In insurance, adverse selection can occur when people who know they are more likely to need coverage are also more likely to buy it. If the insurer cannot price or underwrite that risk accurately, premiums may rise for everyone, which can push lower-risk people out of the pool.
Key Takeaways
- Adverse selection is caused by asymmetric information about risk.
- It often appears in insurance, lending, and investment markets.
- Higher-risk participants may be more likely to buy coverage or accept certain terms.
- Pricing, underwriting, disclosures, waiting periods, and eligibility rules can reduce the problem.
- Adverse selection can make a market more expensive or less stable.
How Adverse Selection Works
The problem starts when one party knows more about its own risk than the other party can observe. A borrower may know more about repayment stress than a lender. An insurance applicant may know more about health, driving habits, or property condition than the insurer. A seller may know more about an asset's flaws than a buyer.
If the price is set for average risk, higher-risk participants may find the price attractive while lower-risk participants may find it too expensive. Over time, the pool can become riskier, forcing prices higher and making the problem worse.
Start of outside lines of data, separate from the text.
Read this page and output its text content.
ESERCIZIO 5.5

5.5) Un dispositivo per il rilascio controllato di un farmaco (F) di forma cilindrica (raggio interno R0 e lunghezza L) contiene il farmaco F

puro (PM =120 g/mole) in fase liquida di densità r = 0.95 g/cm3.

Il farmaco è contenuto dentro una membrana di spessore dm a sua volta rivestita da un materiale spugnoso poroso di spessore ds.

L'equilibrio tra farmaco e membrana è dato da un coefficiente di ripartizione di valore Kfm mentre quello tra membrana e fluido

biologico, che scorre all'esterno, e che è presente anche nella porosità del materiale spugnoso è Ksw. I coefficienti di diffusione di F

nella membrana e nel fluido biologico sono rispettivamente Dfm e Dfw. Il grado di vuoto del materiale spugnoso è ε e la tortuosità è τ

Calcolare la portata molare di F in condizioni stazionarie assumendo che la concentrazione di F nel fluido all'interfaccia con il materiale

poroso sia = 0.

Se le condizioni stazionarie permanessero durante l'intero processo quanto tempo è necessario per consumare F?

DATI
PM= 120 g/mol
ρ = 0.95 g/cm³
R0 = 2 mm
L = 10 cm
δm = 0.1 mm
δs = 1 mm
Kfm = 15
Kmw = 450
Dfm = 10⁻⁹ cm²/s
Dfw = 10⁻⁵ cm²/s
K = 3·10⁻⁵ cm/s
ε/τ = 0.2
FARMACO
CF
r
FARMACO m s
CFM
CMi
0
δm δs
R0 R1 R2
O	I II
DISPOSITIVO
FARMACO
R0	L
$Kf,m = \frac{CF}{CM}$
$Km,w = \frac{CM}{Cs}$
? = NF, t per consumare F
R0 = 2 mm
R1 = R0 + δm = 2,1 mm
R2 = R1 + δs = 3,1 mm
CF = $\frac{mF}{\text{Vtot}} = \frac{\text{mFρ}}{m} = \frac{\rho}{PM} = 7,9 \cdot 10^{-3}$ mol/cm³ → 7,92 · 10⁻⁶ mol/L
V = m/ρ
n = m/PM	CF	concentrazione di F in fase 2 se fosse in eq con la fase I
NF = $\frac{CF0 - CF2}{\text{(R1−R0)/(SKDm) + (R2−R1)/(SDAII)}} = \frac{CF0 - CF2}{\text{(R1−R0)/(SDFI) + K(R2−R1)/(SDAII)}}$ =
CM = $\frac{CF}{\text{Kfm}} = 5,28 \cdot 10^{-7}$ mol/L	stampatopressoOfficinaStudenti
Adverse Selection in Common Markets
Market | Example | Possible response |
|---|---|---|
Health insurance | People expecting higher medical costs are more likely to seek coverage | Enrollment rules, risk pooling, underwriting limits, subsidies |
Life insurance | Applicants with known health risks may seek more coverage | Medical underwriting and risk-based pricing |
Lending | Riskier borrowers may accept high-cost credit | Credit checks, income verification, pricing, collateral |
Used assets | Seller knows more about hidden defects | Inspections, warranties, disclosures |
Why It Matters
Adverse selection affects pricing and access. If a market attracts too much hidden risk, providers may raise prices, tighten eligibility, reduce coverage, or leave the market. That can make products less affordable for people with lower risk and less available for everyone.
In personal finance, the concept helps explain why insurers ask health, driving, property, or occupation questions and why lenders review credit, income, and debt. Those checks are partly about reducing information gaps.
Adverse Selection Versus Moral Hazard
Adverse selection happens before or at the time of the transaction because risk information is uneven. Moral hazard happens after the transaction when behavior changes because someone is protected from part of the cost.
For example, buying insurance because you privately know your risk is high is adverse selection. Taking less care after getting insurance can be moral hazard. Both can affect pricing, but they are different problems.
The Bottom Line
Adverse selection is the risk that hidden information attracts a higher-risk pool of participants. It matters because it can raise costs, distort pricing, and make insurance, lending, or investment markets harder to sustain.